I swept up the glass. The sun had come up by then. I crouched in a bathtub full of lukewarm water and then crawled out, clutching my gut like some primitive thing. Then I got dressed and went to work.

Part Two. SAFE PASSAGE

Fifteen

I went up in the elevator and got off and used my card to access the revolving entry. I passed through a smudged white door that led to the Corridor of Winds and out to the matrix. Setting the briefcase down, I took off the blazer and hung it on a wooden hanger that went on a peg beneath a brass plaque that said Special Agent Ana Grey on a square column of dark wood — a masculine touch, like the posts on a booth in a bar and grill, that marked our territories.

My personal territory that day was a region of numb, disbelieving shock. The ritualized motions of entry and claim did nothing to make it familiar. This was not a place I could have imagined, nothing I had been trained for, a scenario so extraordinary the conscious mind could not hold it all at once, but like a poor clay pot in a fiery kiln, cracked in two. I always thought of working for the FBI as a privilege to serve my community — yet here I was, sitting in my senior-rank ergonomic chair (the chair was a cheap knockoff), scheming like a criminal: You cannot appear upset. You cannot appear to have prior knowledge of what happened to Andrew .

Although I may have seemed to be scrolling through e-mail, I was frantic. My head turned. The chair swiveled. It was early, but I could not stop watching for the arrival of Rick and the troops. Would they provide safe passage — or the opposite? If they knew, they would have no choice. It would be moi kneeling down on the carpeted box in the office in the garage, hands cuffed behind my back, while Hugh Akron hovered lasciviously with the ink pad. Suddenly it seemed a spectacularly bad idea to be there. Leave .

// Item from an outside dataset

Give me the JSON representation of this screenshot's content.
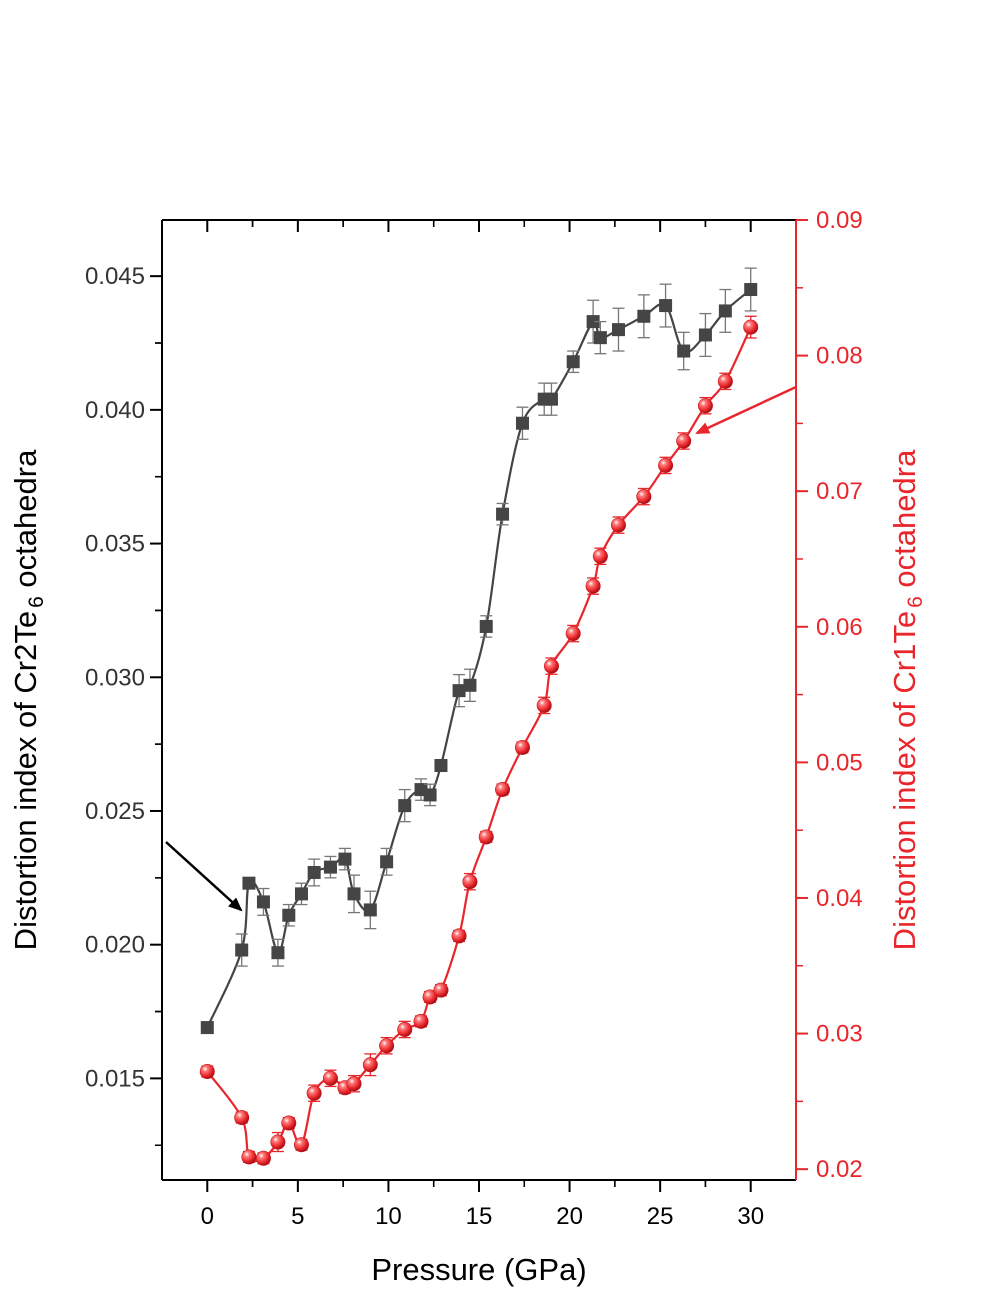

I got as far as the bathroom.

“Put cold water on your face,” my grandfather would command, after he had made me cry. I would weep for an hour during his violent verbal tirades. I hardly remember what they were about — boys, virginity — but I would cower on the narrow bed while he stood in the doorway smoking cigarettes and ranting. If my hands weren’t clean before dinner, he would spoon dirt from a potted plant onto my plate. He was not crazy, nor a drunk. He was, as far as I can figure it, a rage-aholic, addicted to the power of his own anger. Once, when I was late coming home from a date, he surprised me at the front door with a crack across the head.

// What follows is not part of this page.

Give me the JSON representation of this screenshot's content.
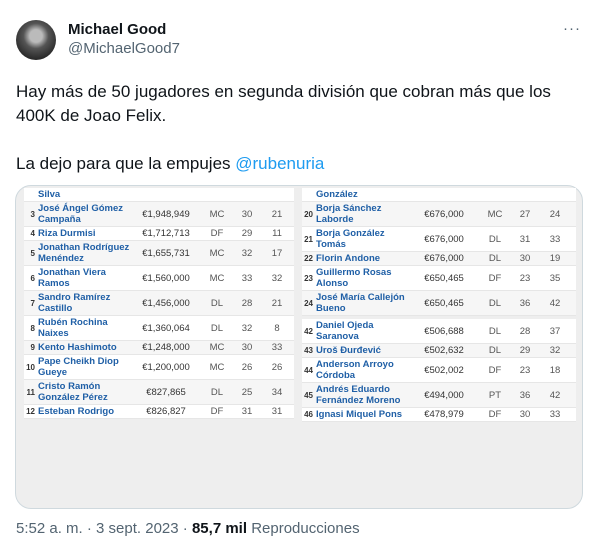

“Go. Put water on your face.”

Dismissed, I would slink off with mongrel gratitude.

Years later, I had authority and carried a gun; I had long surpassed the status my grandfather held as lieutenant in the Long Beach Police Department, but in the mirror now saw only turbulent red-faced chaos, a guilt-ridden mess for which Poppy would have only had contempt. “You messed up, stupid.” I willed the tears to stop and when they would not, smacked my own temple with the heel of my hand. I did it again, alone in the tidy rest room.

When I emerged, Barbara Sullivan was coming right at me with bright alert eyes. She had just arrived at work, loaded with shopping bags and cartons to be mailed.

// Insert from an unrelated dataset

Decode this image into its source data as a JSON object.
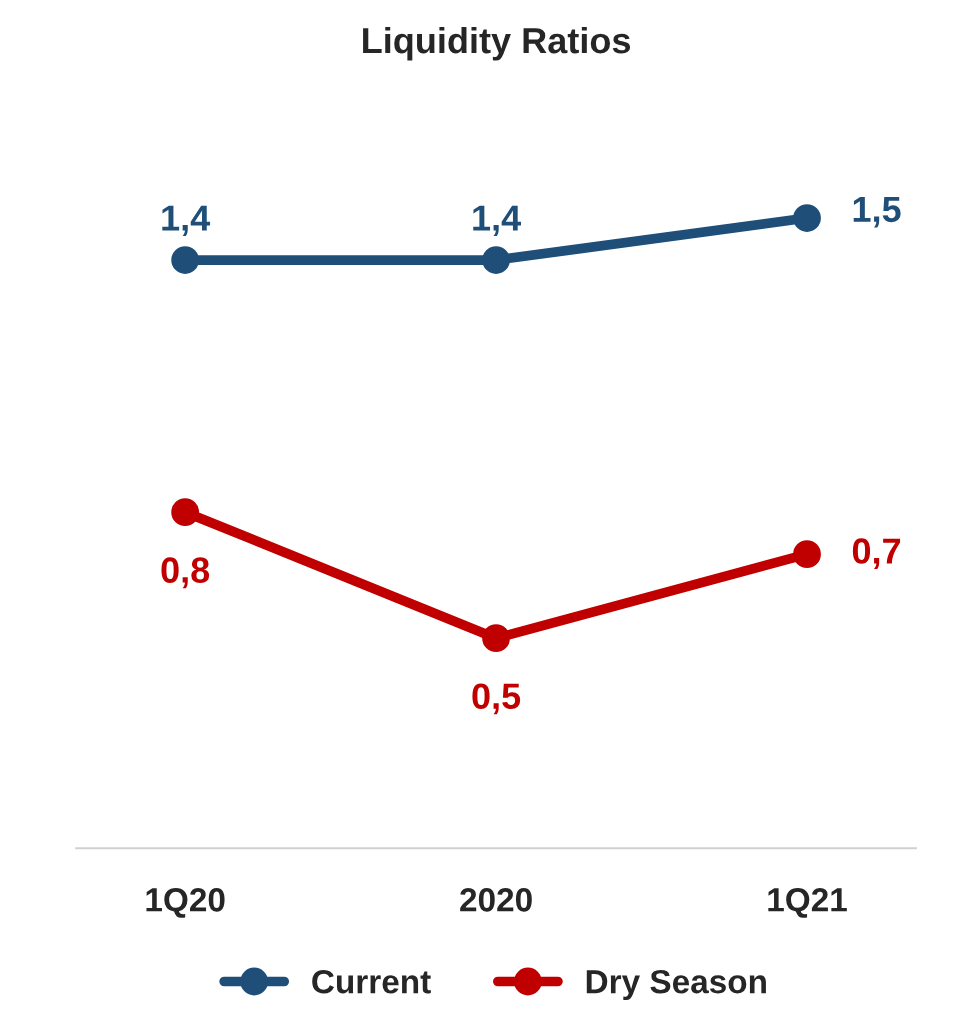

“Do you believe it? Deirdre’s already outgrown her six-month stuff. I have to return all these gifts!” she sang, and swept into her office as if I had replied; as if I were not paralyzed with fear of what she might have seen in my face, macabre and chalky-looking from the powder I had hurriedly pressed over swollen eyelids and hot cheeks.

I don’t know what impression I gave. But then I had truly become my shadow self, and shadows are tricksters with canny ways of deception. So maybe Ana Grey was standing there beaming, and maybe when Ana settled back at her workstation, others registered a generous sigh of pleasure in sharing her friend’s joy.

It seemed a good idea to be looking at something. Files. I counted twelve that needed cleaning up for the ninety-day review, including extortion, an inmate who was stabbed at the Veterans Administration hospital (crime on a government reservation), threatening letters to a software company and three cases of movie stars being harassed by stalkers. The inspectors would pull a document at random and expect it to have met the standards. They would not pay attention to content, only form. The Bureau is all about standards. Standards of behavior. Standards of protocol and language and law.